Wat is het onderliggende model van de leerstofopbouw en laat dit kritisch en reflectief leren toe? Stelt het in
staat economische problemen te omschrijven, te analyseren en de oplossingen ervoor vanuit economisch,
politiek en ethisch oogpunt te evalueren? Zijn een aantal onderdelen uit de bedrijfseconomie niet te
technisch gericht voor een ASO-richting?
Gaat men in het curriculum niet teveel uit van een neo-klassieke benadering waarin economie voorgesteld
wordt als een waardevrije wetenschap?
Biedt het voldoende kansen op het ontwikkelen van leervaardigheden en specifiek van metacognitieve
vaardigheden?
Stimuleert het probleemoplossend denken en bevordert het de daarvoor vereiste heuristische
denkprocessen?
2.1 Kennisoverdracht domineert nog
Alhoewel we in de lespraktijk geëvolueerd zijn van het doceren naar het onderwijsleergesprek als dominante werkvorm, komen
we er in onvoldoende mate toe leeractiviteiten op gang te brengen.

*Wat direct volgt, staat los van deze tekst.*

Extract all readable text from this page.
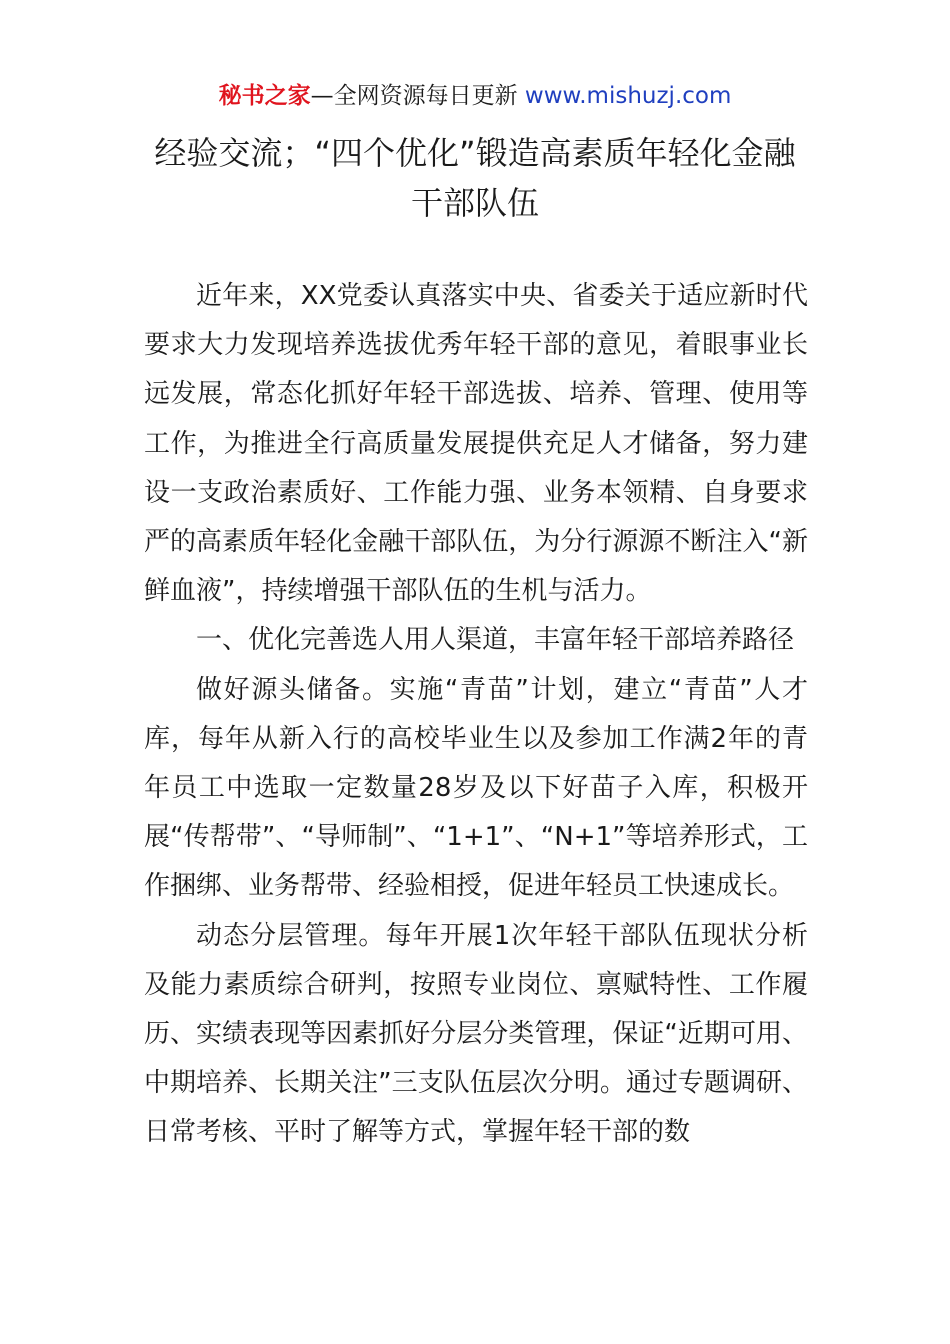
秘书之家—全网资源每日更新 www.mishuzj.com
经验交流；“四个优化”锻造高素质年轻化金融
干部队伍

近年来，XX党委认真落实中央、省委关于适应新时代要求大力发现培养选拔优秀年轻干部的意见，着眼事业长远发展，常态化抓好年轻干部选拔、培养、管理、使用等工作，为推进全行高质量发展提供充足人才储备，努力建设一支政治素质好、工作能力强、业务本领精、自身要求严的高素质年轻化金融干部队伍，为分行源源不断注入“新鲜血液”，持续增强干部队伍的生机与活力。

一、优化完善选人用人渠道，丰富年轻干部培养路径

做好源头储备。实施“青苗”计划，建立“青苗”人才库，每年从新入行的高校毕业生以及参加工作满2年的青年员工中选取一定数量28岁及以下好苗子入库，积极开展“传帮带”、“导师制”、“1+1”、“N+1”等培养形式，工作捆绑、业务帮带、经验相授，促进年轻员工快速成长。

动态分层管理。每年开展1次年轻干部队伍现状分析及能力素质综合研判，按照专业岗位、禀赋特性、工作履历、实绩表现等因素抓好分层分类管理，保证“近期可用、中期培养、长期关注”三支队伍层次分明。通过专题调研、日常考核、平时了解等方式，掌握年轻干部的数
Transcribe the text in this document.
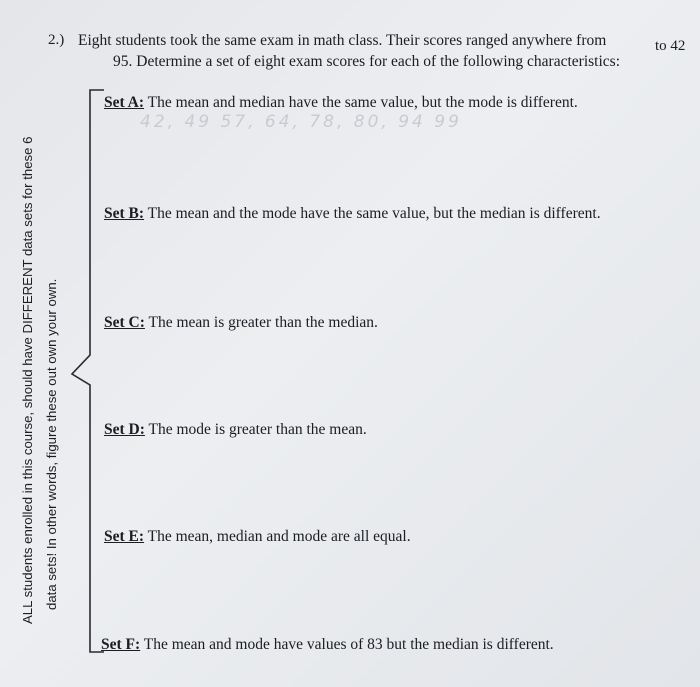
2.) Eight students took the same exam in math class. Their scores ranged anywhere from	to 42
95. Determine a set of eight exam scores for each of the following characteristics:
42, 49 57, 64, 78, 80, 94 99
Set A: The mean and median have the same value, but the mode is different.
Set B: The mean and the mode have the same value, but the median is different.
Set C: The mean is greater than the median.
Set D: The mode is greater than the mean.
Set E: The mean, median and mode are all equal.
Set F: The mean and mode have values of 83 but the median is different.
ALL students enrolled in this course, should have DIFFERENT data sets for these 6 data sets! In other words, figure these out own your own.
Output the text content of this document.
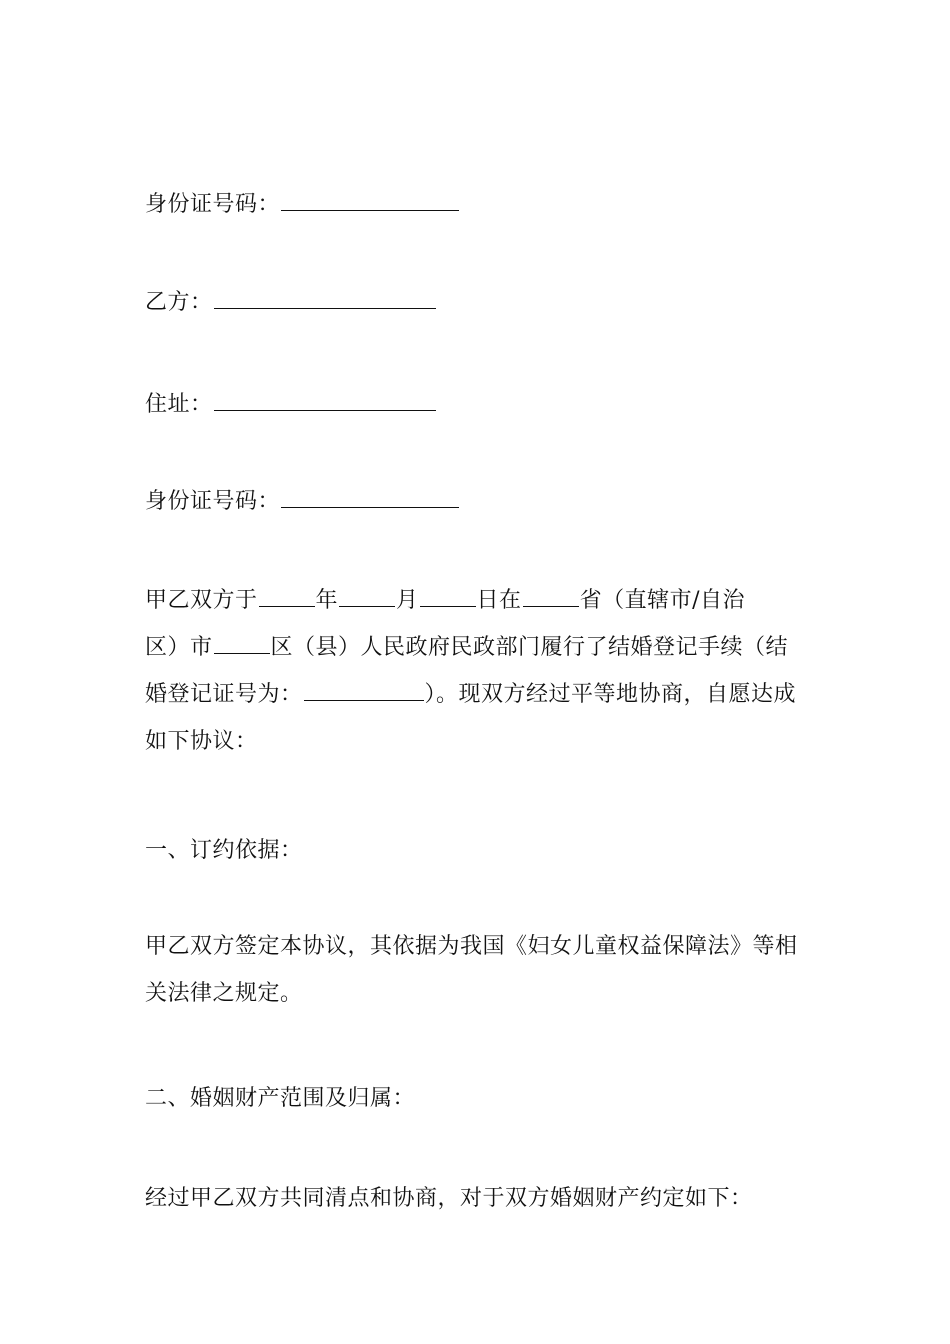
身份证号码：
乙方：
住址：
身份证号码：
甲乙双方于	年	月	日在	省（直辖市/自治
区）市	区（县）人民政府民政部门履行了结婚登记手续（结
婚登记证号为：	）。现双方经过平等地协商，自愿达成
如下协议：
一、订约依据：
甲乙双方签定本协议，其依据为我国《妇女儿童权益保障法》等相
关法律之规定。
二、婚姻财产范围及归属：
经过甲乙双方共同清点和协商，对于双方婚姻财产约定如下：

Zoals bij vele andere vakken blijft kennisoverdracht centraal
staan. Ongetwijfeld moet er kennisoverdracht zijn. Zonder basisconcepten kunnen leerlingen immers de economische realiteit
niet te lijf. Het is een misvatting te veronderstellen dat hoe meer concepten men kent, des te beter men de economische
werkelijkheid zal kunnen verklaren. De impliciete veronderstelling dat de leerlingen de overgedragen kennis automatisch
kunnen toepassen gaat niet op en wordt door vakdidactisch onderzoek tegengesproken.

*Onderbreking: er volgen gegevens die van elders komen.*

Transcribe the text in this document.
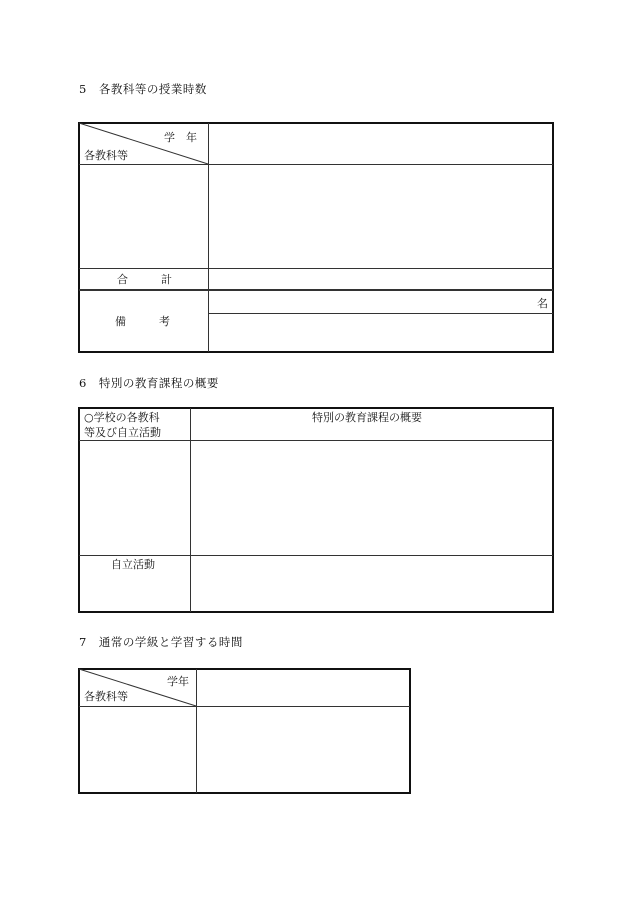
5　各教科等の授業時数
学　年
各教科等
合　　　計
備　　　考
名
6　特別の教育課程の概要
○学校の各教科
等及び自立活動
特別の教育課程の概要
自立活動
7　通常の学級と学習する時間
学年
各教科等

Dahlgren's bevindingen illustreren dit sprekend. Dahlgren (1979) toonde aan dat zelfs goed presterende Zweedse
economieleerlingen, waaraan hij een alledaags economisch probleem voorlegde, in onvoldoende mate gebruik maakten van de
opgedane economische kennis bij het oplossen ervan. Hun antwoorden verschilden niet wezenlijk van die van de leerlingen die
geen economie gevolgd hadden. De vraag die Dahlgren hen stelde was waarom de prijs van een broodje één Zweedse kroon
bedraagt. Beide groepen leerlingen zochten het antwoord overwegend bij de productiekosten: ze telden een aantal
kostenelementen bij elkaar op en voegden er een winstbedrag aan toe. Zeldzaam was de leerling die eveneens rekening hield
met de vraagzijde en de verklaring zocht in de werking van het prijsmechanisme. Bij de meeste leerlingen bleek de kennis van
de basisconcepten in een concrete toepassing onvoldoende te functioneren.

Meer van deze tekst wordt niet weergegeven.